Integrated transcriptomics of multiple sclerosis peripheral blood mononuclear cells identified COPG1, RPN1, and KDM3B as potential biomarkers

Among diagnostic techniques, RNA biomarkers have been poorly investigated for multiple sclerosis (MS). In this study, by the integration of GSE21942 and GSE203241 microarray profiles of peripheral blood mononuclear cells, potential biomarkers were explored. A comparison between 28 MS patients and 23 healthy controls led to the identification of 71 upregulated and 35 downregulated genes.

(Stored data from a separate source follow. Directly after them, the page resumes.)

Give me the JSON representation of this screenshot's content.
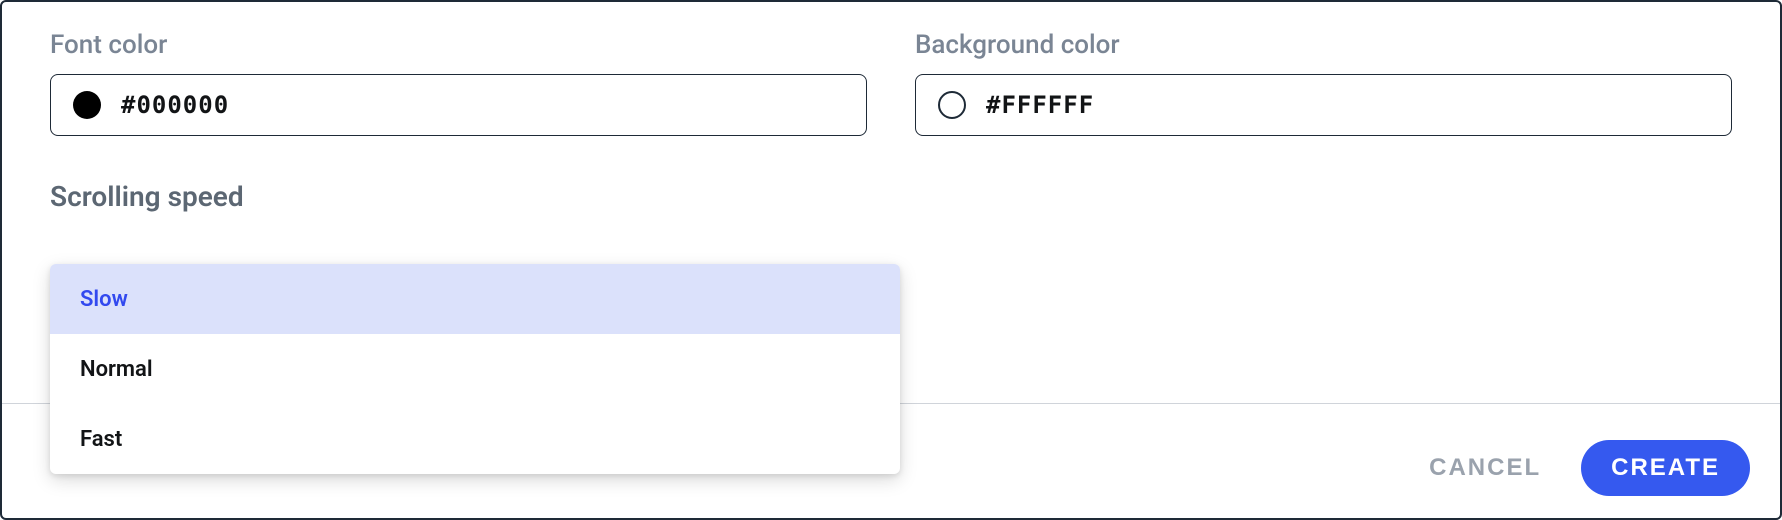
{
  "fields": {
    "font_color": {
      "label": "Font color",
      "value": "#000000",
      "swatch": "#000000"
    },
    "background_color": {
      "label": "Background color",
      "value": "#FFFFFF",
      "swatch": "#FFFFFF"
    }
  },
  "scrolling_speed": {
    "label": "Scrolling speed",
    "options": [
      {
        "label": "Slow",
        "selected": true
      },
      {
        "label": "Normal",
        "selected": false
      },
      {
        "label": "Fast",
        "selected": false
      }
    ]
  },
  "footer": {
    "cancel_label": "CANCEL",
    "create_label": "CREATE"
  }
}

Immune-related functional terms, particularly pathways linked to lymphocyte activation, were enriched with the differentially expressed genes (DEGs). Subsequently, key mRNAs and miRNAs were detected regarding their number of interactions in the miRNA-mRNA regulatory network. Weighted gene co-expression network analysis (WGCNA) detected a gene module highly enriched for neurodegenerative disorders. Central genes in the protein-protein interaction (PPI) network of this module were genes encoding various subunits of the respiratory chain complexes. 59 genes selected from converging results of differential expression analysis and WGCNA underwent machine learning methods and receiver operating characteristic (ROC) analysis. COPG1, RPN1, and KDM3B were subsequently identified as potential biomarkers based on their acceptable diagnostic efficacy in the integrated data, as well as in both GSE141804 and GSE146383 datasets as validation sets.